Who needs a mouthguard?
Anyone who plays a sport where there is a risk of collision with another person or a hard surface should wear a mouthguard . The obvious sports are football, rugby, lacrosse, hockey (ice, field, roller), martial arts, boxing, wrestling, MMA and basketball. Not as obvious but just as important are baseball, volleyball, soccer, water polo, gymnastics, softball, skiing, snowboarding, BMX bicycling, racquetball, acrobatics and skateboarding. All these sports have the potential for facial and oral injuries, and a mouthguard is recommended.
What is the best type of mouthguard?
As recommended by the ADA and the Academy for Sports Dentistry, a pressure-laminated, custom fitted mouthguard offers the best protection in contact sports. A custom fitted mouthguard allows for a more comfortable, stable fit that won’t dislodge during collisions. Also, breathing and speaking are much easier, and the risk of concussions and damage to the jaw is greatly reduced.
How long will my mouthguard last?
An adult mouthguard can last several years, depending on the frequency of use, the care of the mouthguard, and if the mouthguard has been torn or bitten through, in which case it must be replaced. Loss of teeth, new restorations such as crowns, bridges or large fillings can affect the fit of the mouthguard, and a new one should be made if the fit is compromised.
A child’s mouthguard should be replaced more frequently than an adult’s due to growth of the jaw, loss of baby teeth and eruption of adult teeth. Any of these factors could affect the fit of the mouthguard and make it uncomfortable to wear and less protective.
How do I care for my mouthguard?
After use, mouthguards may be rinsed in cold, soapy water. If an odor develops, they may also be rinsed with mouthwash. After they are clean and dry, your mouthguard should then be placed in a plastic container.
Mouthguards may distort under higher temperatures, so they should not be stored in direct sunlight, or left in a car on a hot day.
What if I have braces or a loose tooth?
Mouthguards can be made for you if you wear braces. Usually, special wax is placed over the braces during the impression, so the impression material does not get stuck in the brackets or the wires.

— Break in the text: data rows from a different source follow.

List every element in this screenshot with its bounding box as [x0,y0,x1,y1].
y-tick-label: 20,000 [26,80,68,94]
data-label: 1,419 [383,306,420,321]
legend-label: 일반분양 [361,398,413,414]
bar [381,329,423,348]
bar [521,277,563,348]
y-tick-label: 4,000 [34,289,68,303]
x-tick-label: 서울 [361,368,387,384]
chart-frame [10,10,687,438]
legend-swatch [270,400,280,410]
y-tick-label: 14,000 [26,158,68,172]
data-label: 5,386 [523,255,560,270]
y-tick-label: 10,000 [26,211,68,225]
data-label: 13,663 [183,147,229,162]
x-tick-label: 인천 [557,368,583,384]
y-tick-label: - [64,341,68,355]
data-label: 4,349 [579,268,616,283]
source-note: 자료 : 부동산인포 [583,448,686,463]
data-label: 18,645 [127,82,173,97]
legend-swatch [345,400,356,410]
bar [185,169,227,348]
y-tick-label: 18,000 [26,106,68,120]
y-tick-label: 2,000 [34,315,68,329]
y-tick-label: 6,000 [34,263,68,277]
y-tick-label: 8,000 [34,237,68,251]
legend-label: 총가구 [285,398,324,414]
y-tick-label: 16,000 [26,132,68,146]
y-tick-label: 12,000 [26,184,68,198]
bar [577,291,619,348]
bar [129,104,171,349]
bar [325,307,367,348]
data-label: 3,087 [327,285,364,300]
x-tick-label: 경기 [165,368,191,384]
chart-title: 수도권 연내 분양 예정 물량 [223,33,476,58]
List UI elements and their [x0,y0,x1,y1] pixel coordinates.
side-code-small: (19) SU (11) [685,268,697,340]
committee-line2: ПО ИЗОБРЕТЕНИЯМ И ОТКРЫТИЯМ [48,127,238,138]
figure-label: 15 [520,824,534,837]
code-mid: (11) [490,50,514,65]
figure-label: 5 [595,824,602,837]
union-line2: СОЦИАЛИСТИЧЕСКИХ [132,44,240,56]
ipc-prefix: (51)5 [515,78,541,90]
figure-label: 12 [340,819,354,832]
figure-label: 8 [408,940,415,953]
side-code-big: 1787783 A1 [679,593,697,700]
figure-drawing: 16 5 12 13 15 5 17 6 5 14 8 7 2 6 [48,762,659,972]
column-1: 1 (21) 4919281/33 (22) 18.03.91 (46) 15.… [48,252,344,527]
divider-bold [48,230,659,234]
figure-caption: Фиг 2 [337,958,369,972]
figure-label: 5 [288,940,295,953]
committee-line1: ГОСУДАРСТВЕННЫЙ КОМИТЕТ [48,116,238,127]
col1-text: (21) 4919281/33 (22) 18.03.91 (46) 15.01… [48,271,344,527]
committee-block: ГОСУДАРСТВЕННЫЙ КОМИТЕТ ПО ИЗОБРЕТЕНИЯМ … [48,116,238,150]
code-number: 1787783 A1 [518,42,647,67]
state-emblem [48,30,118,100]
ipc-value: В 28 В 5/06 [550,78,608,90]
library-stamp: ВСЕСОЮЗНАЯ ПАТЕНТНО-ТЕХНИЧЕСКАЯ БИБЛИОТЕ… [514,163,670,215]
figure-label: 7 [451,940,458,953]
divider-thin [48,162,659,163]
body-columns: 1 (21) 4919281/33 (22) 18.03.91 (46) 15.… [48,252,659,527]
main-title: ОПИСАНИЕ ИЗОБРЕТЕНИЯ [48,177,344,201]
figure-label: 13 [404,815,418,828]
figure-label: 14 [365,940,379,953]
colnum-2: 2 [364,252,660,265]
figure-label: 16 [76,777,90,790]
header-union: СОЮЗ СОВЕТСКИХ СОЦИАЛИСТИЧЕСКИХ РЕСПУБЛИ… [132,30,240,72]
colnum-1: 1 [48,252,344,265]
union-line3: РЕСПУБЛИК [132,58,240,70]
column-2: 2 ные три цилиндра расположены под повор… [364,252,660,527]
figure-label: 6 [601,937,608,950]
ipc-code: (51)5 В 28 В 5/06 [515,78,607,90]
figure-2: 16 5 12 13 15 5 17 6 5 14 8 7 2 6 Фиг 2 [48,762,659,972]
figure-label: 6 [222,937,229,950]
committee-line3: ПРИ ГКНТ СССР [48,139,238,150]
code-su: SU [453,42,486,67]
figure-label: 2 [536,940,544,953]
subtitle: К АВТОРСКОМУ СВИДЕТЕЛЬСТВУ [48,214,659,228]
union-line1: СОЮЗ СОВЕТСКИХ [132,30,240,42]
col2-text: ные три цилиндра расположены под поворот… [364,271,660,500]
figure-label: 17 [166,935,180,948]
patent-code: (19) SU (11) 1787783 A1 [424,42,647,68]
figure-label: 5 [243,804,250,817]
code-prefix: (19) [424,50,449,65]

Loose teeth should be removed before taking a mouthguard impression. Space will be left in the mouthguard for the adult tooth – it is especially important to wear a mouthguard at this time, because the developing tooth must be protected.
Why is a custom fitted mouthguard more expensive than the store bought kind?
Store bought mouthguards are made by the thousands, with a one-size-fits-all mentality. If you think about it, an adult custom fitted mouthguard , if cared for properly, will outlast several of the store bought kind. But the fact is, you can’t get a better fit than with a custom mouthguard. Superior material, time to individually manufacture them, great fit and comfort with ease of breathing and speaking all make the custom mouthguard a premium piece of sports equipment.
You wouldn’t skimp on your athletic shoes or any of your other protective equipment. So why not give yourself the best protection for your mouth? The cost of repairing damage to the teeth and gums can run into the thousands, and leave you with a permanently compromised dentition, not to mention the increased risk of debilitating concussions.